One player can't win a pennant, but one player certainly can help. It's time for Cal Ripken to assert himself offensively, or else the Orioles can forget about catching Toronto.
Few teams win division titles with No. 3 hitters who produce only 14 homers and 76 RBIs, but those are Ripken's projected totals with seven weeks remaining.
The numbers not only would represent career lows, they'd renew the debate over Ripken's true offensive value, which surely is the last thing he wants in his free-agent year.
To state the matter simply, Ripken is engaged in an enormous clash of wills with club owner Eli Jacobs. And for the first time in his career, he's getting stared down.
As usual, any negative portrait of Ripken is coated in shades of gray. But there's no denying that if last year was his best, this one is evolving into his worst.
Last year, he batted .323 with 34 homers and 114 RBIs to win his second MVP award. This year, he's batting .255 with 10 homers and 55 RBIs, and the season is nearly three-quarters complete.
He had better snap out of it, not just for his own sake, but the team's. The Orioles need better relief pitching to close the three-game gap to Toronto. But mostly, they need Ripken to ignite.
Indeed, their entire offense is based on the premise that Ripken will finish with at least 20 homers and 80 RBIs -- just as he did in each of his 10 previous major-league seasons.
It's called a track record, and it's the reason manager Johnny Oates refuses to drop Ripken from the third spot, even as he struggles through a career-high 49-game home-run drought.
Why tinker anyway?
The Orioles continue to get astounding production from the top and bottom of their batting order, and cleanup man Glenn Davis has hit as many homers as Ripken in 217 fewer at-bats.
Ripken's last homer was June 23, two political conventions ago. Brother Bill has hit two since then, a shocking development considering that he was out-homered by Cal 34-0 last year.
Still, the home-run drought is significant only because it's preventing Ripken from driving in more runs. With three more RBIs, he'd be on a pace for 80; 11 more, a pace for 90.
One home-run binge, and the matter would be settled. Inadequate as Ripken's production seems, he's batting .287 with men in scoring position, and leads the club with 24 tying and go-ahead RBIs.
As for his overall average, it shouldn't be that surprising. Ripken's current mark is rounded off from .2549. His average in the four seasons prior to last year was .2556.
By now, it's obvious last year was an aberration, but the Orioles don't need the Ripken of '91. They just need the one whose apologists always claim, "The numbers will be there at the end."
And if they're not?
Six days short of his 32nd birthday, Ripken remains invaluable by virtue of his defensive play alone. Even in an off-year, he's one of the game's top offensive shortstops. And, of course, he plays every day.
The combination should have earned him a new long-term contract long ago, but Jacobs didn't want to commit fair market value when he still had a chance to drive the price down.

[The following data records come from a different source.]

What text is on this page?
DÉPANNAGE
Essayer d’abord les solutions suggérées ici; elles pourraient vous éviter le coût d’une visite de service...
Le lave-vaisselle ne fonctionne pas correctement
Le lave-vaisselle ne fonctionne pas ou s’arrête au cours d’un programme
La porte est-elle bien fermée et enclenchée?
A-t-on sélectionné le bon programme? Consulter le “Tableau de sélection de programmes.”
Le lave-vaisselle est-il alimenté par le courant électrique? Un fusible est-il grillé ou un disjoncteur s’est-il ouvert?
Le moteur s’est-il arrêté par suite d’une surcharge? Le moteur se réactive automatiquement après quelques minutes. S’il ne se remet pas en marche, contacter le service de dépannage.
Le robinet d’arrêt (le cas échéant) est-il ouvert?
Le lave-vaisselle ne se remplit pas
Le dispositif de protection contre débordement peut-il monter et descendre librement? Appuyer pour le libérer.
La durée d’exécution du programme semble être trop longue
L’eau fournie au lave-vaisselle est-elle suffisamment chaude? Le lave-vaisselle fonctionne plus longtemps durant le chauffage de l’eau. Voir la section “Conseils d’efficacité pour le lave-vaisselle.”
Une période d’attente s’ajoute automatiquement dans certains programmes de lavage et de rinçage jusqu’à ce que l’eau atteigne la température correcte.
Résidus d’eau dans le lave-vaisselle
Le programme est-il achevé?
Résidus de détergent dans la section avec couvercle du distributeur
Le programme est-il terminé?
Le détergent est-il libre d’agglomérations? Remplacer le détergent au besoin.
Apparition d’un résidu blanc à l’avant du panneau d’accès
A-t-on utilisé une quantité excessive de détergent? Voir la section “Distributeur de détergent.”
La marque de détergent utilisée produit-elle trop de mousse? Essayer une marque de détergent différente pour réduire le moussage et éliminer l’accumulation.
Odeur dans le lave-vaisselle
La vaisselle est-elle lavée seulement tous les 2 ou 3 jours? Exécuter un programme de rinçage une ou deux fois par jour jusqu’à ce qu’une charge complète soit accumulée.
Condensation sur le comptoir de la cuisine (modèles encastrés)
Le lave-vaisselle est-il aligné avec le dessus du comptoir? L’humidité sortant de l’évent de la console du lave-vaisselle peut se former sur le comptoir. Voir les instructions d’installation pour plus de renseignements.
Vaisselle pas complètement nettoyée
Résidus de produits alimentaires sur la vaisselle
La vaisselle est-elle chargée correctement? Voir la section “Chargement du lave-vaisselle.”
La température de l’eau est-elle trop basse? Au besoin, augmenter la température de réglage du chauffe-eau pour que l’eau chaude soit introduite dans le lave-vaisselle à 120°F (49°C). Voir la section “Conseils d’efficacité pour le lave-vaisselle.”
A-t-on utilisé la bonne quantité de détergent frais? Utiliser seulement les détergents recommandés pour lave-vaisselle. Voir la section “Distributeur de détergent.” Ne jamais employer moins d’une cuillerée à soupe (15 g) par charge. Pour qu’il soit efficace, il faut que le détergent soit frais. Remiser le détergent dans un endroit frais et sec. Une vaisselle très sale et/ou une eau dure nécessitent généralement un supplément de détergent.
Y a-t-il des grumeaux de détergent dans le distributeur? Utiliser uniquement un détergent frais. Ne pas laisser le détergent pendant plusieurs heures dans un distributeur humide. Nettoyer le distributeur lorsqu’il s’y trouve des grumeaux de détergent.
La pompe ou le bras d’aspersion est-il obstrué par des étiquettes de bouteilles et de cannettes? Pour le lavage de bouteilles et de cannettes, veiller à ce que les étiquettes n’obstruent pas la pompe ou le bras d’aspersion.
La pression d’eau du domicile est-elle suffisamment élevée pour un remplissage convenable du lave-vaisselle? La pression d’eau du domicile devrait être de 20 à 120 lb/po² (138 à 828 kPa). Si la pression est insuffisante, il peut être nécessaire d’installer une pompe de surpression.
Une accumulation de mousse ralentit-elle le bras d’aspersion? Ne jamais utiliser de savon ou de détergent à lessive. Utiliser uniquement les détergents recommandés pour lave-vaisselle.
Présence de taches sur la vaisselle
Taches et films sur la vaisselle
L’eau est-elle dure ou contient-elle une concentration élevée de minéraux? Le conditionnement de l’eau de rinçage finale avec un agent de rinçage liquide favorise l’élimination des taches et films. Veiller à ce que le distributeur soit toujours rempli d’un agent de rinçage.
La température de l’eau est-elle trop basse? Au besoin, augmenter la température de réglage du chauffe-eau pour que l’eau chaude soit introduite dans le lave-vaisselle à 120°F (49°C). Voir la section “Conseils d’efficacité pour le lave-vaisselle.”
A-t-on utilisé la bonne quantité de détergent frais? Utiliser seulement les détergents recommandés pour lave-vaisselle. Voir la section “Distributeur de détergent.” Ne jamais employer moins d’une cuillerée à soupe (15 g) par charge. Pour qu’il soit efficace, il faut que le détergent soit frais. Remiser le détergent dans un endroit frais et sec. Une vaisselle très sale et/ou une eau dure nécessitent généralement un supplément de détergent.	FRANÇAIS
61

Perhaps Ripken was foolish to reject the Orioles' five-year, $30-million offer in spring training. But how smart was Jacobs, fooling with the psyche of his best player with an entire season at stake?
It's his money, and it's his gamble. Ripken is left with 44 games to state his case, 44 games to prove yet again that he's not only a pillar of the community, but a cornerstone of the franchise.
He batted only .198 in September of '89, when the Orioles were last in a pennant race. But just imagine if he duplicates his stretch drive of '83, when he hit .391 with nine homers and 30 RBIs from Aug. 13 to Sept. 25.
The Orioles went 34-10 over that span to win the last AL East. A similar run now almost certainly would enable them to overtake Toronto. Ripken, meanwhile, would finish with 19 homers and 84 RBIs, and emerge as a candidate for his third MVP.
Fantasy? Not after what Ripken accomplished last year. Today marks the first day of the rest of his season. The man is resolute enough to play 1,691 straight games. It's time he buries the past four months, and lifts the Orioles to higher ground.